TARP to expire, cost less than expected
The federal government’s $700 billion bailout of banks, insurers and automakers will end after Sunday, but the measure may end up costing far less originally expected, The New York Times reported.
In a White House briefing on Thursday, it was reported that the government had negotiated a plan with American International Group Inc. (AIG), the troubled insurer that was given $70 billion from the Troubled Asset Relief Program (TARP), to begin repaying taxpayers.
Treasury Secretary Timothy Geithner projected that taxpayers will lose no more $50 billion on the expiring rescue program, assuming that AIG and others that were bailed out by the legislation remain profitable.
The Treasury Department has only disbursed $387 billion of the $470 billion in TARP funds it committed, most of which went to AIG, automakers such as Chrysler and General Motors, and hundreds of banks.
And if it can fetch a good price from the corporate shares it plans to sell in coming years, the government could even break even or make money.
However, some people, including a segment of the American pubic, aren’t convinced that the program was a good idea. According to a July poll conducted for Bloomberg News, fewer than three in 10 Americans said they thought it was necessary “to prevent the financial industry from failing and drastically hurting the U.S. economy.”
“This is the best federal program of any real size to be despised by the public like this,” said Douglas Elliott, a former investment banker now associated with the Brookings Institution in Washington, D.C.
Now, as voters ready for the mid-term elections, some Republicans who voted in 2008 to enact the program have lost nominating contests for re-election or for another office.
“My career is over,” said Sen. Robert Bennett, a Utah Republican. “But I do hope that we can get the word out that TARP, number one, did save the world from a financial meltdown and, number two, did so in a manner that, I believe, won’t cost the taxpayer anything.”

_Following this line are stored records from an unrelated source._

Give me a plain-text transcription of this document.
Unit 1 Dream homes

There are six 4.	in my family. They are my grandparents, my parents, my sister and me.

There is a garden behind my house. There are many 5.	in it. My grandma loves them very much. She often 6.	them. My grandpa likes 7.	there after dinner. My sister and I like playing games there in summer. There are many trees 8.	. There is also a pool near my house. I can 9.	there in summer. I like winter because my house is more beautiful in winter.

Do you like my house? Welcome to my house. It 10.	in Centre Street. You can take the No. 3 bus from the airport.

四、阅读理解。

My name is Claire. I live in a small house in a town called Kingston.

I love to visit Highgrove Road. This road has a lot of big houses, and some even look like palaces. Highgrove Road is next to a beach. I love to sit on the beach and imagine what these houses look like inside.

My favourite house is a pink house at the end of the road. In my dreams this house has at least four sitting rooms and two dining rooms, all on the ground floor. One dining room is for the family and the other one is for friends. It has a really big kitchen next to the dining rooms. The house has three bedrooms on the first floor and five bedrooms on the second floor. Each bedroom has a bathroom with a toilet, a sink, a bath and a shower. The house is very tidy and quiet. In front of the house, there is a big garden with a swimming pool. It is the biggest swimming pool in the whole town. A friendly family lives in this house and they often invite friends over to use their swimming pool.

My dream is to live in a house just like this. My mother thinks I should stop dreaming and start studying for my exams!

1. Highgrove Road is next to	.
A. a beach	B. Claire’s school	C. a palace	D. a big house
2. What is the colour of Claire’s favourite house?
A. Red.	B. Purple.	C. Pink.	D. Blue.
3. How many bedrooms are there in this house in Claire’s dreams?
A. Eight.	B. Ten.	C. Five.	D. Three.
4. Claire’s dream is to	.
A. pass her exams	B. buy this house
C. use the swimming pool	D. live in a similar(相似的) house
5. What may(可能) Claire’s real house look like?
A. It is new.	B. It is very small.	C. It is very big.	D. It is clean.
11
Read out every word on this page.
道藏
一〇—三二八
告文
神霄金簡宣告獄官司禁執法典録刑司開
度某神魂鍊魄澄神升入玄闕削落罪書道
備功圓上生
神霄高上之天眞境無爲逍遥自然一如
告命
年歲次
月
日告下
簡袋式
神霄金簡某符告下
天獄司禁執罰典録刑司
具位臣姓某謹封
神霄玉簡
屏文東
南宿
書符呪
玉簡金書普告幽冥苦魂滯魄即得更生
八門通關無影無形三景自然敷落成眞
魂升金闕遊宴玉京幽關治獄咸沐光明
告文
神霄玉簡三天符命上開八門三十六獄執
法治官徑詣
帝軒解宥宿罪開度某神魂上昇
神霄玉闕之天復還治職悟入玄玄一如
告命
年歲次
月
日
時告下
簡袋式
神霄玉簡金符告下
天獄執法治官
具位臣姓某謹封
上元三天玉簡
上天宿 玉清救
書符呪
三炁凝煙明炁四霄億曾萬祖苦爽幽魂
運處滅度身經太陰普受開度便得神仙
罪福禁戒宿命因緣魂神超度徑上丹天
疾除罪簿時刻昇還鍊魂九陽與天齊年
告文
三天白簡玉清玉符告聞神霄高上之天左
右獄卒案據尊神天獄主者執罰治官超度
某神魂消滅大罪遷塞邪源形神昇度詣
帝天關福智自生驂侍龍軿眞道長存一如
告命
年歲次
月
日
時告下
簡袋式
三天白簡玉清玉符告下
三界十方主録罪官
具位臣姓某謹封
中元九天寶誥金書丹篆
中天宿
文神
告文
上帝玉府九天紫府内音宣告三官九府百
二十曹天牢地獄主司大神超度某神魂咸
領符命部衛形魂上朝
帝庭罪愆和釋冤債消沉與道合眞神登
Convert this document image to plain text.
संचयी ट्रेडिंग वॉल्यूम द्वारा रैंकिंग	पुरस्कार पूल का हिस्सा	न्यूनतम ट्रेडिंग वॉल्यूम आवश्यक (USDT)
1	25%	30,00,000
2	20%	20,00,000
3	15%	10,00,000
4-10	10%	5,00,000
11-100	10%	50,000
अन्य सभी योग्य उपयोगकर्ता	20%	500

“It was probably the only effective method available to us to keep from having a financial meltdown much worse than we actually had,” Elliott said. “But it really cuts against the grain for a public that is so angry at banks to think that something that so plainly helped the banks could also be good for the public.”
By any measure, the ultimate financial impact of TARP will be less than expected.
“And even if it did not all get paid back, it was still the thing to do,” Bennett said.